Жизнь в доме для всех становилась невыносимой. Стрепетова мечтала отделиться. Пожить, как она писала, «своей квартирой». Писарев не соглашался переехать от матери.

Мира в доме не получалось.

Еще когда большая часть времени проходила в гастролях, все было проще. Они часто оставались вдвоем. Смена мест и отсутствие домашнего гнета шли на пользу. Даже возвращаться в Москву, зная, что скоро опять предстоит дорога, было легче. Но когда перед рождением сына и первое время после него пришлось прочно-засесть в Москве, домашняя рознь обострилась до крайности.

Сын, Виссарион, названный так по имени любимого критика, притягивал к дому. Атмосфера в семье, доведенная до кипения, гнала вон. Куда угодно, но вон.

Кроме всего, Стрепетова стосковалась по работе. Ей так хотелось играть, что она не дождалась выздоровления. Она уехала в Петербург для всех неожиданно, обрадовавшись первому приглашению.

Вероятно, этот поступок был безрассуден. Вернувшись из очередной поездки, Писарев не застал жены. Он знал, что она перед тем очень серьезно болела, и не понимал, почему она его не дождалась. Могла ли она объяснить то, что чувствовала?

Дома ей становилось страшно. Однажды, во время болезни, она услышала, как в другой комнате молится мать. Среди общих слов молитвы она различила обращение к богу, у которого Писарева просила послать смерть жене сына.

Вполне возможно, что это случилось не на самом деле, а в бреду. Может быть, никогда мать Модеста Писарева, религиозная и порядочная женщина, не решилась бы на такое кощунство. Может быть, все это и померещилось в плохом сне, — никто бы не мог узнать правду. Не знала ее и Стрепетова. Но так как она не чувствовала ни тени любви к себе, она легко поверила в ненависть. Жить с этим изо дня в день было пыткой.

Ее терзало и то, что Писарев где-то там на гастролях играет с другими. И что он, возможно, даже рад избавлению. И то, что она сейчас не нужна ребенку, которого за время ее болезни приручила опытная умелая няня. И больше всего мучило то, что она долго не выступала и тянулась к сцене, но и впервые в жизни боялась ее.

Она работала в Озерках, популярном пригороде столицы.

Ее прекрасно встретила публика. Летом в Озерках давно уже установилась традиция частных спектаклей, объединявших разных артистов.
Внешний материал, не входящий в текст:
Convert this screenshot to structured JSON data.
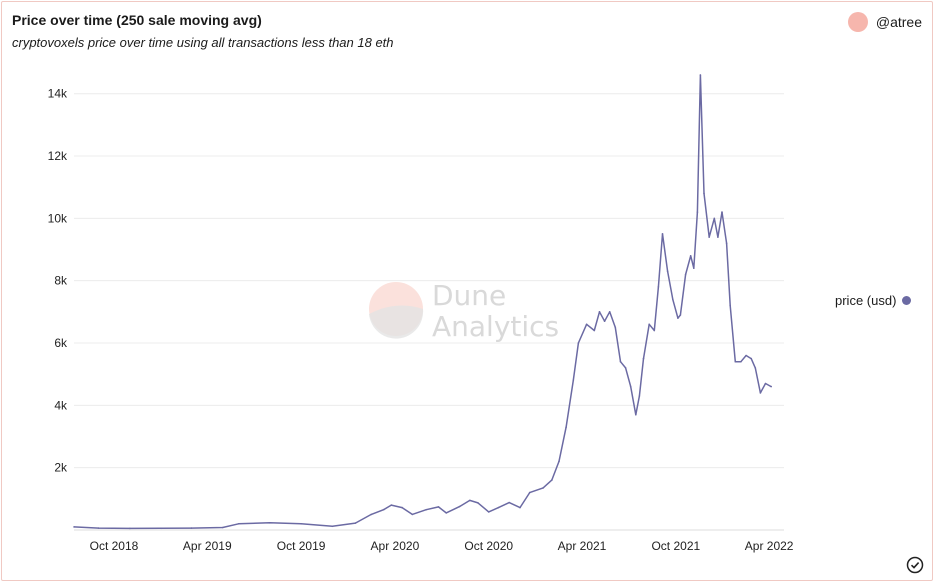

Инициатива принадлежала кому-нибудь из деловых александринцев. Но играли и провинциальные знаменитости, и молодежь. Для некоторых Озерки были трамплином к казенной сцене. Поэтому исполнители старались и в меру сил играли серьезно.

В это лето зачастили дожди. В Озерках было сыро. В антрактах Стрепетова зябко куталась в теплый платок, как будто вместо июля шел октябрь. Она уставала и от спектаклей, и от ежедневных переездов из города в Озерки и обратно. Она и работала больше обыкновенного.

Иногда ей казалось, что она не дотянет представления. Но подходил помощник режиссера, звал на выход, и силы откуда-то являлись сами.

Тяжело было еще то, что приходилось много готовиться к спектаклям. Она либо не могла уснуть от усталости, либо боролась со сном, не успевая выучить роль. Она писала Писареву ночью, зная, что никто не может помочь ее безысходному одиночеству.

«Пью черный кофе, чтобы не спать, и учу к завтрашнему спектаклю „Шейлока“ („Венецианский купец“ Шекспира. — Р. Б.) — переписываю всю роль… потому что буду играть в переводе Вейнберга и вклеиваю уже готовые прежде монологи по Григорьеву…»

Но стоило ли столько лет бороться за свою любовь, мириться с изменами и с горя изменять самой, терпеть жизнь в чужом неприветливом доме, чтобы теперь снова бороться в одиночку и не ждать помощи, как бы тебе ни было плохо? И совсем как когда-то, когда она действительно была одна и жаловалась Шуберт на одиночество, она пишет из Петербурга мужу:

«Замучилась я страшно все это время — каждый день в Озерках, или репетиция, или спектакли, всюду одна должна быть (выделено мною. — Р. Б.), хлопотать обо всем, замаешься так, что теперь у меня каждый кусочек кожи болит, а по ночам учиться нужно, иначе времени не хватает…»

И опять, как когда-то, жалуется, что «денег выходит масса на разъезды, на костюмы…»

Но больше всего волнует, что идет время и опять она может упустить что-то самое важное.

Самое важное для нее — театр. Потерянный год вырастает в ее глазах чуть не в целую жизнь. Ей кажется, что все научились чему-то, чего она не знает. Что остальные ушли вперед, а она осталась на месте. И все это видят.